When Brian tried to talk about how Ashley betrayed him, she wanted to explain her actions, rather than simply owning up to the facts. She told him, “I never meant to hurt you.” This frustrated Brian; he didn’t feel as if she was taking responsibility for what she had done. Brian finally asked her to just fess up and stop making excuses, which she eventually did. Don’t force your partner to make you take responsibility for your actions. It doesn’t demonstrate a willingness to be cooperative or make things right. There is a time to explain your side of the story, but you need to acknowledge your mistakes first.

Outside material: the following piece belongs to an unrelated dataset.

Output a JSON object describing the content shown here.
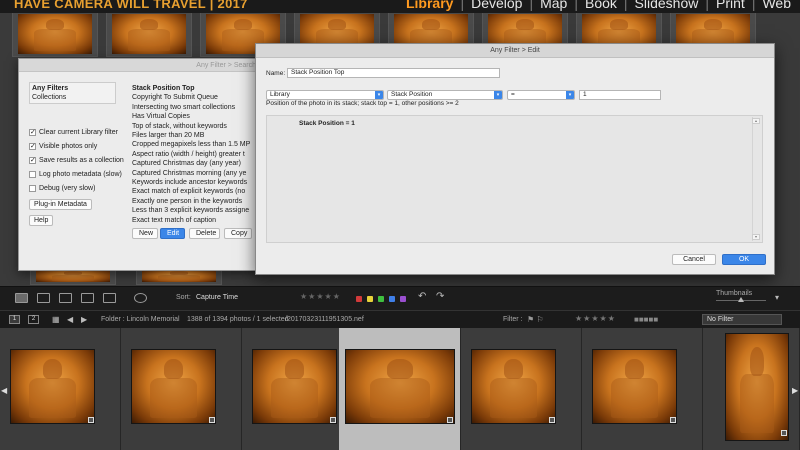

When people have been hurt, they want to know that their partner not only understands them but also acknowledges what they did. George had an affair. Ashley slept with someone else. Ethan exchanged sexual text messages with a coworker. And Jacob applied for jobs on the West Coast. All of these things happened, and the events need to be acknowledged. As difficult as it may be to discuss the basic facts of what transpired, such honest conversations are part of the process of rebuilding trust.

Step 2: Clarify the Facts

When a betrayal comes to light, the person who has been betrayed typically knows some of the details, but not all of the facts. Maria knew that George had been cheating on her, but she didn’t know the extent to which he was involved with Teresa. Was George in love with Teresa? Was he thinking about ending their marriage? Brian knew some of what happened between Ashley and Alex, but he had questions he wanted answered. How long had their affair been going on? Did they ever have sex in their bed?